We flew on the Chinese airline (CAAC), which was typically late, sometimes by many hours. The acronym was joking referred to as: China Airline Always Cancelled. Although Chinese cuisine is one of their great gifts to the world, government run hotels were not noted for the quality of their food or their service. The best illustration is a breakfast conversation. Charley Hitch sampled one of the hot brown beverages on the table and quipped, "If this is the coffee, pass me the tea, and if this is the tea, pass me the coffee." However, Hans Landsberg was impressed with how cheap haircuts were and thought it too bad he could not stock up and take them back to Washington D.C. to save on barber bills. One of the treasures from the trip, was meeting them and other founding or early members of the IAEE: Jim Plummer, Joy Dunkerley, Jane Carter, and Mariano Gurfinkel. Most are now gone, but surely not forgotten. There were also others, like me, who had not yet reached the prominence we were hoping for that became dear friends.
The value from these first two IAEE events has kept me coming back. IAEE meetings are a forum to meet to share our ideas, make new friends and maintain existing friendships. The networking done at IAEE meetings has led to many of my scholarly visits to prominent Universities. Included are sabbatical visits to Stanford University and MIT, where I gratefully received mentoring from Alan Manne and Morrie Adelman. Both had been icons of the profession from my student days.
The mix of disciplines and professions: academia, government, business, economists, engineers, and others, is another valued aspect of the organization. If two heads, points of view, and perspectives are better than one, think about how much better the hundreds of heads, points of views and perspectives attracted to these conferences must be. This comradery and sharing of ideas has enhanced my professional output and advancement.
International is another value. I have attended IAEE conferences on many continents: North America, South America, Europe, Asia, Europe, and Australia. Hopefully, we will round out our bucket list and have an IAEE conference in Africa and Antarctica soon. The many adventures at conferences around the world led one member at a conference in Bali, Indonesia to quip: "IAEE stands for International Association for Exotic Excursions."
The USAEE was formed in the mid-1990s and I had been and continued to attend the majority of the North American meetings. As with the IAEE, I was also actively involved in supporting the conferences, reviewing abstracts, evaluating student papers for awards, and hosted two of the meetings held in the Denver area. The same networking, friendships, and profession access kept me coming back.

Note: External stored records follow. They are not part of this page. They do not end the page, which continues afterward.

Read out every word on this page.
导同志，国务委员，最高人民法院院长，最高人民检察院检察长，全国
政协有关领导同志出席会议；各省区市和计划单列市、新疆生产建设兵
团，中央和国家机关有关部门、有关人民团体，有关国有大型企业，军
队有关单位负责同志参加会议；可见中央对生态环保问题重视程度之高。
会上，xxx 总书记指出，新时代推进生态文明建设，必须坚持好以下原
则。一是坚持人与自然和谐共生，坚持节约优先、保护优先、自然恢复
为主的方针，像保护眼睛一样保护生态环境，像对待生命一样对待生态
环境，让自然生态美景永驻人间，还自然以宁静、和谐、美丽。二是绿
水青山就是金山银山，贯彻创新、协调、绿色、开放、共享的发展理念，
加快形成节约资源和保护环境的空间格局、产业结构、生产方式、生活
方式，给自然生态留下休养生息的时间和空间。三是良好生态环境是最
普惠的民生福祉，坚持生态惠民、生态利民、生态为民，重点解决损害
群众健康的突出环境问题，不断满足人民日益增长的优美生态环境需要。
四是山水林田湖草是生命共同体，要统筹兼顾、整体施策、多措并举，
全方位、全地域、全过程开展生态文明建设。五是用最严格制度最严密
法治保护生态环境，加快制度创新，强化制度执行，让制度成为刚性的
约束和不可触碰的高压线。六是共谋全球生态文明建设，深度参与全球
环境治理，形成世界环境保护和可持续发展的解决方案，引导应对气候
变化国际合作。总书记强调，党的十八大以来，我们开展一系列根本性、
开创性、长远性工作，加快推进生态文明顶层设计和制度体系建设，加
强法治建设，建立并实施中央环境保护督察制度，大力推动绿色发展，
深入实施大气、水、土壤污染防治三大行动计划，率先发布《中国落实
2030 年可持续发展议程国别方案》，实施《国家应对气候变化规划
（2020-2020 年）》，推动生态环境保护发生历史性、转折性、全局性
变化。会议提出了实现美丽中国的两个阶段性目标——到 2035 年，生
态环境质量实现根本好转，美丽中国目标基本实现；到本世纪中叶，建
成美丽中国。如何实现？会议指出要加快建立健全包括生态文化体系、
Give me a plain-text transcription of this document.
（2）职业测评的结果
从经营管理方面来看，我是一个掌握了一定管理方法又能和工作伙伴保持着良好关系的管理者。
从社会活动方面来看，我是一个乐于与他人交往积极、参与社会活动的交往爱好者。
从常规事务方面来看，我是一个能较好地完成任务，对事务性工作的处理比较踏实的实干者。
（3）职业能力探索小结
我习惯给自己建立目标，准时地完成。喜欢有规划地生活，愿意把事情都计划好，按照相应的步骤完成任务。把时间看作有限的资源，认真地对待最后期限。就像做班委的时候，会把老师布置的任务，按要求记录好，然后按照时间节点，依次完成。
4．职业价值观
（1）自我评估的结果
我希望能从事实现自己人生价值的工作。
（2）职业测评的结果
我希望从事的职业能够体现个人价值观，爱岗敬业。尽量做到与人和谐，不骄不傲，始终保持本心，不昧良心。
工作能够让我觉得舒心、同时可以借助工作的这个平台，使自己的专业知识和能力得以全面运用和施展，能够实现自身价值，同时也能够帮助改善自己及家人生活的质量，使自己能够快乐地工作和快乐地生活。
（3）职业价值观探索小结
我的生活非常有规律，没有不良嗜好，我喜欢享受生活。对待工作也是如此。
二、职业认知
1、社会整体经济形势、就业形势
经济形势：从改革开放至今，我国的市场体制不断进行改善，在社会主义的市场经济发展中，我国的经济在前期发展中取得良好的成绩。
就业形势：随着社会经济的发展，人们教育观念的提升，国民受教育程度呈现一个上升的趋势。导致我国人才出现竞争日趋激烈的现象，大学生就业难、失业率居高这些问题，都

In conclusion, my 42-year association with IAEE and USAEE has been long and productive. My banner of conference badges [pictured] is witness to my long record of attendance. (Don't you think I should get a cheaper conference rate for being such a loyal disciple?) I would like to conclude with a thank you to all the friends, both living and dead, I have made through IAEE and USAEE over the years. I look forward to all the new friends I will make in the next 42 years.